Madam Ambassador

Allie Rothman, Staff Writer

“Hi gorgeous! We had a glimpse of your page and thought you were just stunning and would make a perfect fit as a model for our brand!” An Instagram clothing brand account, BabeEssentials, direct messages “We’d love to get you started as soon as possible by sending over our items to you! You take care of shipping, and we’ll take care of the rest!” What a business tactic.

The “DoSomething” mental health campaign says 91% of teenage girls have admitted to being unhappy with their bodies, and as outrageous as the number is, it doesn’t sound unrealistic. With a rise in the amount of “models” advertised across social media platforms; selling weight loss remedies, teeth whitening, eyelash serums and other beautification products, it’s no surprise teenage girls are so ridiculously self-conscious. These women, posing in front of professional cameras with these seemingly perfect features are telling social-media users that they could look better, that they should look better.
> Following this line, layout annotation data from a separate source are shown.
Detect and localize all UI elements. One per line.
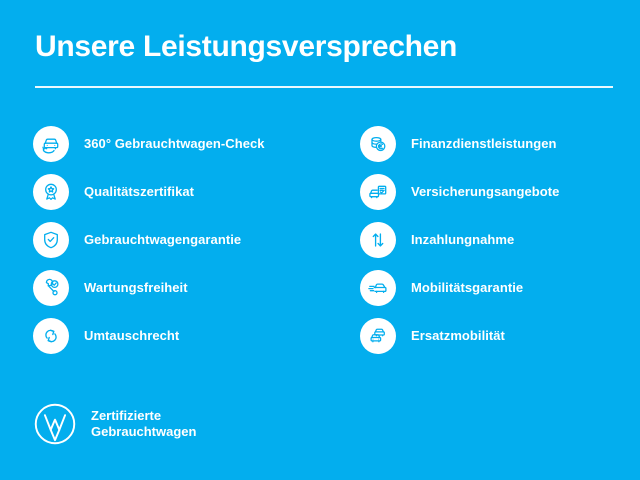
award-rosette-icon	[33, 174, 69, 210]
feature-item-maintenance-free[interactable]: Wartungsfreiheit	[33, 264, 320, 312]
exchange-arrows-icon	[33, 318, 69, 354]
features-right-column: Finanzdienstleistungen Versicherungsange…	[320, 120, 640, 360]
volkswagen-logo	[33, 402, 77, 446]
feature-item-exchange-right[interactable]: Umtauschrecht	[33, 312, 320, 360]
speeding-car-icon	[360, 270, 396, 306]
feature-label: Wartungsfreiheit	[84, 280, 188, 296]
feature-label: Finanzdienstleistungen	[411, 136, 557, 152]
shield-check-icon	[33, 222, 69, 258]
car-document-icon	[360, 174, 396, 210]
header: Unsere Leistungsversprechen	[35, 28, 613, 88]
feature-item-quality-certificate[interactable]: Qualitätszertifikat	[33, 168, 320, 216]
promo-poster: Unsere Leistungsversprechen	[0, 0, 640, 480]
feature-label: Ersatzmobilität	[411, 328, 505, 344]
brand-text-line1: Zertifizierte	[91, 408, 196, 424]
brand-text: Zertifizierte Gebrauchtwagen	[91, 408, 196, 440]
feature-item-replacement-mobility[interactable]: Ersatzmobilität	[360, 312, 640, 360]
feature-item-insurance-offers[interactable]: Versicherungsangebote	[360, 168, 640, 216]
feature-item-financial-services[interactable]: Finanzdienstleistungen	[360, 120, 640, 168]
feature-label: Mobilitätsgarantie	[411, 280, 523, 296]
header-divider	[35, 86, 613, 88]
feature-label: Inzahlungnahme	[411, 232, 514, 248]
feature-label: Gebrauchtwagengarantie	[84, 232, 241, 248]
wrench-check-icon	[33, 270, 69, 306]
features-left-column: 360° Gebrauchtwagen-Check Qualitätszerti…	[0, 120, 320, 360]
feature-item-trade-in[interactable]: Inzahlungnahme	[360, 216, 640, 264]
brand-text-line2: Gebrauchtwagen	[91, 424, 196, 440]
feature-item-360-check[interactable]: 360° Gebrauchtwagen-Check	[33, 120, 320, 168]
feature-label: Versicherungsangebote	[411, 184, 559, 200]
up-down-arrows-icon	[360, 222, 396, 258]
feature-label: Umtauschrecht	[84, 328, 179, 344]
feature-label: Qualitätszertifikat	[84, 184, 194, 200]
car-360-check-icon	[33, 126, 69, 162]
coins-euro-icon	[360, 126, 396, 162]
features-grid: 360° Gebrauchtwagen-Check Qualitätszerti…	[0, 120, 640, 360]
brand-lockup: Zertifizierte Gebrauchtwagen	[33, 402, 196, 446]
feature-item-mobility-guarantee[interactable]: Mobilitätsgarantie	[360, 264, 640, 312]
two-cars-icon	[360, 318, 396, 354]
feature-item-warranty[interactable]: Gebrauchtwagengarantie	[33, 216, 320, 264]
page-title: Unsere Leistungsversprechen	[35, 28, 613, 66]
feature-label: 360° Gebrauchtwagen-Check	[84, 136, 265, 152]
The most overwhelming technique, however, is the motive for companies to reach out to teenagers personally, asking them to be an “ambassador” for their brand.  It involves buying one or more of their products, taking some sort of photo with it, and sending it back to the brand for them to “feature” on their page. It seems harmless.

This had happened to me once. It was some clothing brand that I’ve never heard of. When they direct messaged me, the immediate feeling was flattery, “Wow, they want me? Really? I must really be special or something!” Then, I followed directions, visiting the website looking for some product to purchase. The prices were insane. I thought, “Who would pay $40 for a pair of sunglasses?”. Someone who wants the validation that was offered to them. At first, I wanted that validation. It was hard to resist, I had envisioned myself featured on the brand’s instagram page; perfect lighting, a wide smile, and thousands of likes, just for wearing some clothes. But, then I thought “what would that accomplish for me? Some followers? Some praise? I don’t need that, teenage girls don’t need that. We’re worth more than the likes of a picture in $40 sunglasses.

It’s a cruel approach, using  the low confidence of young women as leverage. But, to Brands like these, it’s strictly business. Feeding off of the low self esteem of teenage girls, somewhat brainwashing them with flattery and praise for their physical appearance, and encouraging the purchase of their products is the strongest way to build a business platform.